There is an immense amount of jargon used in the cryptocurrency space, and this can make it difficult for both beginners and even long-time investors to gain a proper understanding of all the terms that are commonly thrown around. Tokens and coins are what people are referring to when they say “Cryptocurrency”, and these two separate entities are usually lumped together without an in-depth understanding of the nuances that make up the differences. This lumping together can create confusion, and so in this article, I will explain the specific differences between a coin and a token, and what makes these differences so crucial.
A cryptocurrency coin is the primary term used to describe any form of cryptocurrency that is backed by a separate blockchain. An example of a high profile coin is of course Bitcoin which was the first cryptocurrency as well as the first blockchain.
A digital token is a cryptocurrency that functions on top of a blockchain that already exists. Tokens are usually geared to functionality rather than just being a mode of digital currency. An example of a high profile token is XRP which is a token of Ripple. Ripple is not its blockchain and can therefore not be regarded as a coin and it is, therefore, incorrect to refer to it as a cryptocurrency coin.
Although these definitions seem relatively clear in theory, the boundaries between these two aren’t always so concise. With the technology ever expanding and the usage of terms evolving, there can sometimes be an overlap in the usage of these two terms. Both of these items are used to transfer value, and this is where lines become blurred. In practical terms, there can sometimes be little difference between the two. The usage of cryptocurrency coins can go beyond simple payments; a primary example of this is their potential to be used as masternodes which are capable of performing many different tasks.
It is possible to move from a coin to a token, and there are quite a few companies that have chosen to take this path. The majority of cryptocurrency projects in the market as of the time of writing have started out as tokens. This leaning to tokens rather than coins is due to the requirement of funds. Creating a blockchain is expensive and can require significant infrastructure; many development teams will not have these resources readily available. They will offer tokens at inception to garner funds and interest in their future blockchain project. It is considerably less intensive to distribute tokens on an existing blockchain while a company is still in the development phase. This makes the investment phase far more efficient, and means the company can be in a good position to conduct a “coin swap” when they are ready to implement their blockchain. A coin swap involves investors trading their tokens for the new coins that are on the newly created blockchain.

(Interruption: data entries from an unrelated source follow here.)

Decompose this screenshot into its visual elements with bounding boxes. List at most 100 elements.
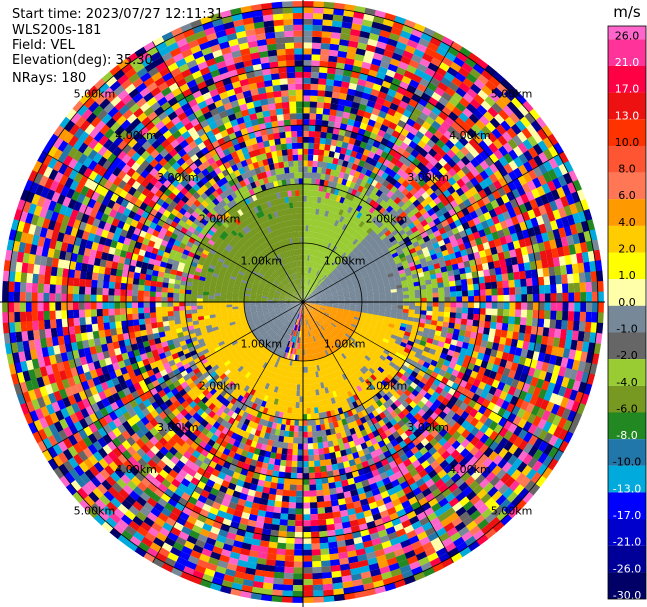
radar-gate	[471, 245, 479, 254]
radar-gate	[330, 289, 337, 293]
radar-gate	[364, 242, 371, 250]
radar-gate	[359, 97, 370, 106]
radar-gate	[595, 260, 603, 272]
radar-gate	[370, 335, 378, 341]
radar-gate	[388, 245, 396, 253]
radar-gate	[315, 269, 319, 276]
radar-gate	[372, 225, 380, 233]
radar-gate	[313, 306, 320, 309]
radar-gate	[326, 262, 331, 269]
radar-gate	[497, 308, 504, 317]
radar-gate	[443, 224, 452, 233]
radar-gate	[314, 250, 318, 257]
radar-gate	[567, 311, 575, 322]
radar-gate	[496, 381, 506, 392]
radar-gate	[512, 331, 520, 341]
radar-gate	[430, 320, 438, 326]
radar-gate	[308, 303, 315, 305]
radar-gate	[315, 119, 323, 126]
radar-gate	[373, 294, 380, 298]
radar-gate	[351, 265, 359, 271]
radar-gate	[346, 280, 353, 285]
radar-gate	[451, 77, 464, 88]
radar-gate	[549, 373, 559, 385]
radar-gate	[386, 254, 394, 261]
radar-gate	[341, 285, 348, 290]
radar-gate	[597, 281, 604, 293]
radar-gate	[464, 266, 472, 274]
radar-gate	[510, 123, 522, 136]
radar-gate	[307, 449, 314, 456]
radar-gate	[416, 63, 429, 74]
radar-gate	[332, 303, 339, 305]
radar-gate	[479, 179, 489, 190]
radar-gate	[491, 364, 500, 374]
radar-gate	[332, 278, 339, 284]
radar-gate	[441, 36, 455, 47]
radar-gate	[383, 248, 390, 255]
radar-gate	[309, 513, 319, 521]
radar-gate	[523, 262, 531, 272]
radar-gate	[344, 130, 353, 138]
radar-gate	[349, 221, 356, 229]
radar-gate	[337, 265, 343, 271]
radar-gate	[346, 258, 353, 265]
radar-gate	[312, 275, 316, 281]
radar-gate	[331, 505, 340, 513]
radar-gate	[401, 180, 410, 189]
radar-gate	[430, 253, 438, 261]
radar-gate	[345, 94, 355, 102]
radar-gate	[330, 38, 341, 45]
radar-gate	[434, 330, 442, 337]
radar-gate	[493, 238, 502, 248]
radar-gate	[308, 296, 314, 300]
radar-gate	[291, 590, 303, 598]
radar-gate	[396, 284, 403, 290]
radar-gate	[481, 333, 489, 342]
radar-gate	[480, 374, 489, 385]
radar-gate	[497, 302, 504, 310]
radar-gate	[312, 268, 316, 275]
radar-gate	[296, 390, 300, 397]
radar-gate	[572, 273, 580, 284]
radar-gate	[381, 324, 389, 330]
radar-gate	[334, 283, 341, 288]
radar-gate	[504, 393, 514, 404]
radar-gate	[541, 213, 551, 225]
radar-gate	[548, 157, 559, 170]
radar-gate	[379, 192, 387, 200]
radar-gate	[375, 237, 383, 245]
radar-gate	[545, 401, 555, 413]
radar-gate	[308, 297, 315, 300]
radar-gate	[358, 36, 370, 45]
radar-gate	[339, 243, 345, 250]
radar-gate	[544, 221, 553, 233]
radar-gate	[286, 525, 296, 532]
radar-gate	[288, 431, 294, 438]
radar-gate	[334, 262, 340, 269]
radar-gate	[507, 208, 517, 219]
radar-gate	[551, 346, 559, 357]
radar-gate	[470, 225, 479, 234]
radar-gate	[352, 65, 363, 74]
radar-gate	[339, 215, 345, 223]
radar-gate	[331, 238, 337, 245]
radar-gate	[314, 298, 321, 301]
radar-gate	[580, 292, 587, 303]
radar-gate	[303, 71, 312, 78]
radar-gate	[324, 310, 331, 314]
radar-gate	[328, 264, 334, 271]
radar-gate	[577, 360, 586, 373]
radar-gate	[509, 294, 516, 303]
radar-gate	[434, 246, 442, 254]
radar-gate	[331, 218, 337, 226]
radar-gate	[572, 320, 580, 332]
radar-gate	[466, 72, 478, 84]
radar-gate	[339, 320, 346, 325]
radar-gate	[464, 330, 472, 338]
radar-gate	[359, 316, 366, 321]
radar-gate	[360, 238, 367, 245]
radar-gate	[329, 145, 337, 152]
radar-gate	[397, 295, 404, 299]
radar-gate	[527, 135, 539, 148]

Tokens and coins are both essential parts of cryptocurrency. There are no strict definitions for the two; however, it is crucial to have a basic understanding of how they do differ and which type of projects suit which type of cryptocurrency. The nuance of language in the cryptocurrency world is always evolving, and it is therefore essential to have a clear understanding of what different terms mean. Usually, a coin is more oriented towards being a currency whereas a token is oriented towards providing innovative functionality.